Thu Apr 16 06:48:10 2015

Asterisk developer's documentation

ast_channel locking and reference tracking

Creating Channels
A channel is allocated using the ast_channel_alloc() function. When created, it is automatically inserted into the main channels hash table that keeps track of all active channels in the system. The hash key is based on the channel name. Because of this, if you want to change the name, you _must_ use ast_change_name(), not change the name field directly. When ast_channel_alloc() returns a channel pointer, you now hold a reference to that channel. In most cases this reference is given to ast_pbx_run().
Channel Locking
There is a lock associated with every ast_channel. It is allocated internally via astobj2. To lock or unlock a channel, you must use the ast_channel_lock() wrappers.
Previously, before ast_channel was converted to astobj2, the channel lock was used in some additional ways that are no longer necessary. Before, the only way to ensure that a channel did not disappear out from under you if you were working with a channel outside of the channel thread that owns it, was to hold the channel lock. Now, that is no longer necessary. You simply must hold a reference to the channel to ensure it does not go away.

The channel must be locked if you need to ensure that data that you reading from the channel does not change while you access it. Further, you must hold the channel lock if you are making a non-atomic change to channel data.

Channel References
There are multiple ways to get a reference to a channel. The first is that you hold a reference to a channel after creating it. The other ways involve using the channel search or the channel traversal APIs. These functions are the ast_channel_get_*() functions or ast_channel_iterator_*() functions.
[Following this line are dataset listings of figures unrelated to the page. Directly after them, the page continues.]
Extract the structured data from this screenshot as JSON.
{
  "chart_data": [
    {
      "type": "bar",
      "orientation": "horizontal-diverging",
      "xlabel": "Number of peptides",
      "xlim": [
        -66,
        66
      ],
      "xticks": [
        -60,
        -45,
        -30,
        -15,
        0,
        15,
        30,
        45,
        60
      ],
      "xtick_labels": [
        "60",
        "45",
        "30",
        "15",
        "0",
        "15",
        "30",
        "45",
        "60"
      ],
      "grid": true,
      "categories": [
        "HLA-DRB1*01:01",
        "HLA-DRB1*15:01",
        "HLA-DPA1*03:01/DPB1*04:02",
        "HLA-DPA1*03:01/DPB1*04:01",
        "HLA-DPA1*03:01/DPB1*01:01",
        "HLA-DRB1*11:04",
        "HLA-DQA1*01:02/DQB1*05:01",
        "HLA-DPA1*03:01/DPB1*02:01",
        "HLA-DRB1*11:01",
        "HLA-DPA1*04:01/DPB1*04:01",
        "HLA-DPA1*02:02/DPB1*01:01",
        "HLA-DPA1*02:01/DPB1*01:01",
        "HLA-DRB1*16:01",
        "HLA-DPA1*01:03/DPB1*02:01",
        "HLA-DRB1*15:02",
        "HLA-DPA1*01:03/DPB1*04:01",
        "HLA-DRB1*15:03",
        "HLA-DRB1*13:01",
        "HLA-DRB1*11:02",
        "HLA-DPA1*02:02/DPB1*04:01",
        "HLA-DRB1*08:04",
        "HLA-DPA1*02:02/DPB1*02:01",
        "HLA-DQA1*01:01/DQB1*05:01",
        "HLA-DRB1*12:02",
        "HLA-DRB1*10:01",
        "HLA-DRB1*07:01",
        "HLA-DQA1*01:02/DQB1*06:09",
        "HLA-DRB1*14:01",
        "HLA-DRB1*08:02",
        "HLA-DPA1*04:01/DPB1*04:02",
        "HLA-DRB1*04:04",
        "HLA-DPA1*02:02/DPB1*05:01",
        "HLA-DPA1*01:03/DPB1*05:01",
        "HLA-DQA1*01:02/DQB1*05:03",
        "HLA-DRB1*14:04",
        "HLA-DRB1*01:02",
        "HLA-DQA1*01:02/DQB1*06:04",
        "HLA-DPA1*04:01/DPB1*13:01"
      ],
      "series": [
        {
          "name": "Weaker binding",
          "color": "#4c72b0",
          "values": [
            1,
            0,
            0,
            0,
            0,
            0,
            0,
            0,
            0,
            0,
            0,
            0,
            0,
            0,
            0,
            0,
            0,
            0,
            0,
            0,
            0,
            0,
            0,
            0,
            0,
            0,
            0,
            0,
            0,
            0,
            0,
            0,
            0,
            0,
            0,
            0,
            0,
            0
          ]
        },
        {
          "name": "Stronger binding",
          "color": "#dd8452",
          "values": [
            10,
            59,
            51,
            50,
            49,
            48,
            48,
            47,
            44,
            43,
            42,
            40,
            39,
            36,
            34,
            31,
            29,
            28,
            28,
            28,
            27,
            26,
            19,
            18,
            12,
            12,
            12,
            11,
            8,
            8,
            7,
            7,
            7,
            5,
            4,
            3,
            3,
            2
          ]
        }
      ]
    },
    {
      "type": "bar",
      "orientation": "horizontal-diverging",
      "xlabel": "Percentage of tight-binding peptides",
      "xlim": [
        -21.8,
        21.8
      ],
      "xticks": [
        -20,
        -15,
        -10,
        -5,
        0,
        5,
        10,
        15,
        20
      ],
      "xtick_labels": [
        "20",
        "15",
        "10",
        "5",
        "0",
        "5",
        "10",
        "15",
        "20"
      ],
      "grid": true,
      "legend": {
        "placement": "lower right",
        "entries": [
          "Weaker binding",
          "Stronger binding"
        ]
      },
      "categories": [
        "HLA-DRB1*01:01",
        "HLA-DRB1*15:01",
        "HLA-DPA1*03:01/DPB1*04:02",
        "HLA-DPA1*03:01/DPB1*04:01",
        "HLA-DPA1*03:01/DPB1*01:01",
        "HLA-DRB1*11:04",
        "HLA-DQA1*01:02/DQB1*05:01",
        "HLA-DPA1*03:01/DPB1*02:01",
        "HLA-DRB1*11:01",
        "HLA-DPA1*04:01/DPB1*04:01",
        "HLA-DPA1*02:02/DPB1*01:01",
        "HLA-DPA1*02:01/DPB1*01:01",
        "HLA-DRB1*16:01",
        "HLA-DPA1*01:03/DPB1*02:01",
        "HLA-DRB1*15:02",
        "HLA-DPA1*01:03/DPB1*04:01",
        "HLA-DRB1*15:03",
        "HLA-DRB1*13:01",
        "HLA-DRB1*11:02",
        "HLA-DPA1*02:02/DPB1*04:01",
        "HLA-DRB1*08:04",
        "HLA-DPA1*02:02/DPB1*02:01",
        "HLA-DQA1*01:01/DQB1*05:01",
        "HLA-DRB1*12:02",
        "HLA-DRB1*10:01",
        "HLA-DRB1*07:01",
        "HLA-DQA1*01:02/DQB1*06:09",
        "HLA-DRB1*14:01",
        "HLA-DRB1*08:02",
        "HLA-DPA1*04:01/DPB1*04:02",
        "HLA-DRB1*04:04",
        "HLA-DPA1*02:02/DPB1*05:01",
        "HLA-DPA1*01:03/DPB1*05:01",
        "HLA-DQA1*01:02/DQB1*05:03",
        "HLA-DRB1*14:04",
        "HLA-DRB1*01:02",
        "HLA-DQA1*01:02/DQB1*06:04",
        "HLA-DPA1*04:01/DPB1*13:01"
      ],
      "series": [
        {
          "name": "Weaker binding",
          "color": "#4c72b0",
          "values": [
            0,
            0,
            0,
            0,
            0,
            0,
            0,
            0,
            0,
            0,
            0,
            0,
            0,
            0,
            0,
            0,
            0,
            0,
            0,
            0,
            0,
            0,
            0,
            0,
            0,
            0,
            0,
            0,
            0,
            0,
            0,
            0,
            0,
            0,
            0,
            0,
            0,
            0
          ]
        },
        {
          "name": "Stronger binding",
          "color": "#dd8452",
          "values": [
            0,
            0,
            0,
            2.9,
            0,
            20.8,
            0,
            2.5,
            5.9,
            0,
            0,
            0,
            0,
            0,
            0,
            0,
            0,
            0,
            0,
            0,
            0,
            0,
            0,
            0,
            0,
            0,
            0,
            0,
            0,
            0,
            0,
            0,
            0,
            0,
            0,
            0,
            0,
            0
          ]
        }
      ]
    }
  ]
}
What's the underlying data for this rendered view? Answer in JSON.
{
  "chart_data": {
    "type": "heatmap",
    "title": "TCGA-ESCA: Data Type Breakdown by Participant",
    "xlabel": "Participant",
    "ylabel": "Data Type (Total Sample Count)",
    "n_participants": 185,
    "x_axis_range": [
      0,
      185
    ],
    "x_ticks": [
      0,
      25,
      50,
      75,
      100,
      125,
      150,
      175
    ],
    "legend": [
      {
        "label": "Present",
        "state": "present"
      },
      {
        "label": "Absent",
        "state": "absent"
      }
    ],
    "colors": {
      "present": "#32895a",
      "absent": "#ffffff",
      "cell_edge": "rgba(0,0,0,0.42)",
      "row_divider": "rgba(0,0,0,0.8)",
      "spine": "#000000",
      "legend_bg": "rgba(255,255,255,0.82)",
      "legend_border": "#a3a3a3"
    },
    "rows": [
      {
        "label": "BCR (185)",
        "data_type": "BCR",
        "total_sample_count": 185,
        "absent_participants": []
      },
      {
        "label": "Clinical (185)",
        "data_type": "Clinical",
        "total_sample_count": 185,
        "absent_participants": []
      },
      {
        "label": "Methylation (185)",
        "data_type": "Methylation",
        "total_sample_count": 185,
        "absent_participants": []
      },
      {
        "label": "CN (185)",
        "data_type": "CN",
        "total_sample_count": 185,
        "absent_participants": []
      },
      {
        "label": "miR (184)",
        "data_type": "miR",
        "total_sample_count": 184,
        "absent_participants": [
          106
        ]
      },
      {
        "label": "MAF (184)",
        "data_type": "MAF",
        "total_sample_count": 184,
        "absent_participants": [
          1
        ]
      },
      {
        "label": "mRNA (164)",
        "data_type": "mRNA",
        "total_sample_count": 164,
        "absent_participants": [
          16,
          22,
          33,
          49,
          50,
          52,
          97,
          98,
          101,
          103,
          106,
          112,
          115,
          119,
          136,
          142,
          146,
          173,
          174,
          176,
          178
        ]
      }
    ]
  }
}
Once a reference is retrieved by one of these methods, you know that the channel will not go away. So, the channel should only get locked as needed for data access or modification. But, make sure that the reference gets released when you are done with it!
There are different things you can do when you are done with a reference to a channel. The first is to simply release the reference using ast_channel_unref(). The other option is to call ast_channel_release(). This function is generally used where ast_channel_free() was used in the past. The release function releases a reference as well as ensures that the channel is no longer in the global channels container. That way, the channel will get destroyed as soon as any other pending references get released.

Exceptions to the rules
Even though ast_channel is reference counted, there are some places where pointers to an ast_channel get stored, but the reference count does not reflect it. The reason is mostly historical. The only places where this happens should be places where because of how the code works, we _know_ that the pointer to the channel will get removed before the channel goes away. The main example of this is in channel drivers. Channel drivers generally store a pointer to their owner ast_channel in their technology specific pvt struct. In this case, the channel drivers _know_ that this pointer to the channel will be removed in time, because the channel's hangup callback gets called before the channel goes away.